There is no treatment for Ebola and no cure, and the only known method of preventing the disease is to avoid all contact with humans and animals carrying the virus. The World Health Organization (WHO) has called for “drastic action” to fight the current outbreak of Ebola in West Africa, fearing that the health care crisis could soon spread. To prevent this, international health workers along with regional leaders are working to promote education and medical interventions. President Ernest Bai Koroma of Sierra Leone has said that his government is introducing a new strategy they hope will stop Ebola within the next three months. The plan includes a renewed focus on communications, which could mean more publicity for facts about Ebola: what the disease is and how to stop it.

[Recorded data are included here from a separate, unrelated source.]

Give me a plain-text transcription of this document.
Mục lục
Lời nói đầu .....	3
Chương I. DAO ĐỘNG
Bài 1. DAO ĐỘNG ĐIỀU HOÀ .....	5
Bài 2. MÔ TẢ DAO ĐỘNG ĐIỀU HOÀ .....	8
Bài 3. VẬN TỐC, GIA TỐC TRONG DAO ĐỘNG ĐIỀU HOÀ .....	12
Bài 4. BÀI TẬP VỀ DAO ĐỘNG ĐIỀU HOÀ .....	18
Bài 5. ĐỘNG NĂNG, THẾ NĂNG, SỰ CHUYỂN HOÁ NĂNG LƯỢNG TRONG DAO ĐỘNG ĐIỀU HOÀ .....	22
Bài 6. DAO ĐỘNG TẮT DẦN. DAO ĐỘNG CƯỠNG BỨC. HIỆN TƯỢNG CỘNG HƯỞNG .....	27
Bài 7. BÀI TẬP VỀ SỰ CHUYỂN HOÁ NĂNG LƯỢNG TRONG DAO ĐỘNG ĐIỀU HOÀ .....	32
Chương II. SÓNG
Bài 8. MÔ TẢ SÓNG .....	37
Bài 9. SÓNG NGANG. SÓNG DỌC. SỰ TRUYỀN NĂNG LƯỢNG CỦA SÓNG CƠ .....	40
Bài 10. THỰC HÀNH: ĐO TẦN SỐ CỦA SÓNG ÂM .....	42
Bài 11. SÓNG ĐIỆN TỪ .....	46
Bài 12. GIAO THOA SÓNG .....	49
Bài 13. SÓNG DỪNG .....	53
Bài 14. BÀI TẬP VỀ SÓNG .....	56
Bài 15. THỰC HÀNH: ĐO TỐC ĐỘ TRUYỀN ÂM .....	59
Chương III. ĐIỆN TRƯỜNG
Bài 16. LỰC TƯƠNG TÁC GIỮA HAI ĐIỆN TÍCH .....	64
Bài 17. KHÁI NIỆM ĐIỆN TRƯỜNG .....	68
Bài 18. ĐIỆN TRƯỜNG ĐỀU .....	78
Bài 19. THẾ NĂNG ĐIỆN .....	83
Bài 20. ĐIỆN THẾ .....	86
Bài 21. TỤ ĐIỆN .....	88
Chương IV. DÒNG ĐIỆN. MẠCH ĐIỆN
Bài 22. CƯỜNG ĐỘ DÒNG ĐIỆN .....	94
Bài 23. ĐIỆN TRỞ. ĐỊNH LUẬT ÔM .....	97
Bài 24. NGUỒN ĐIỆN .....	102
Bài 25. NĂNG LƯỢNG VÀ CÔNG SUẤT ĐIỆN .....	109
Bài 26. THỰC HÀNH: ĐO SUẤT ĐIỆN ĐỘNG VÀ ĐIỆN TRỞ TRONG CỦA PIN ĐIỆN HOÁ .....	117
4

With better public education, health care workers say there is a good chance of preventing the Ebola outbreak in West Africa from spreading further. Prevention through avoidance of contact with the sick is key, and educational campaigns also warn at-risk communities to stay home if they are ill: no ceremonies, no events, no interaction with large groups of people. Caretakers are reminded to call a specialist as soon as possible, and to protect themselves with facemasks and gloves before attending to a sick friend or family member.
Ebola is powerfully fatal and transmissible, but it is also preventable. With improved education and better conditions for health care workers, advocates are hopeful that the Ebola epidemic in West Africa will slow – but if it doesn’t, more than a few countries may find themselves at risk of populaces contracting this highly spreadable disease.